Dalam dua periode kepemimpinan, janji perbaikan kualitas SDM suku Pakpak belum terlihat memuaskan. Bahkan di gerbang Kantor Bupati saja, kandang ayam masih tegak berdiri seolah menjadi simbol stagnasi—sesuatu yang seharusnya mudah dibenahi, namun dibiarkan seolah tak penting untuk wajah pemerintahan.
Lalu soal keterwakilan etnis. Dalam narasi politik, Pakpak Bharat dibawa dengan slogan penguatan identitas lokal. Namun faktanya, posisi strategis lebih banyak diduduki pejabat dari luar etnis Pakpak.
Ini bukan soal anti terhadap suku lain, tetapi soal komitmen terhadap janji yang pernah diucap di panggung kampanye. Jika SDM Pakpak dinilai layak menjadi bahan jualan politik, mengapa setelah menang justru tidak diberdayakan?

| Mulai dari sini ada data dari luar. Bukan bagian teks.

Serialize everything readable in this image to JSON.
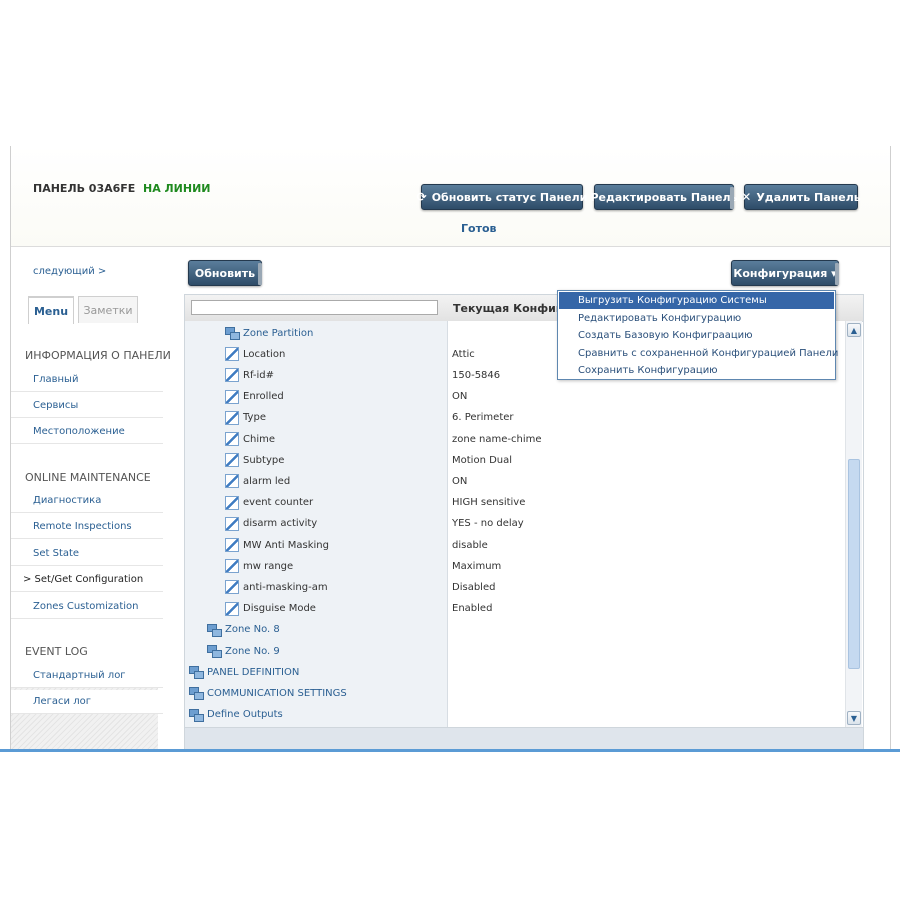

Puncaknya adalah momen ketika bencana longsor terjadi: 101 titik terdampak, dua warga meninggal. Masyarakat membutuhkan pemimpin yang hadir penuh, bukan sekadar singgah sebentar lalu kembali menghilang.
Pemimpin yang hadir kala pesta adalah biasa, tetapi pemimpin yang hadir kala rakyat berduka adalah pemimpin yang dicatat sejarah.
Isu tapal batas dengan Kabupaten Dairi semakin mempertegas masalah. Permendagri Nomor 28 Tahun 2019 telah terbit, namun tanda batas belum juga berdiri kokoh di lapangan.
Mengapa begitu lambat? Apakah sekadar lupa, atau memang tak masuk daftar prioritas? Ketidakjelasan batas tidak hanya soal plang—ia menyangkut identitas wilayah, kewenangan pemerintahan, dan martabat masyarakat.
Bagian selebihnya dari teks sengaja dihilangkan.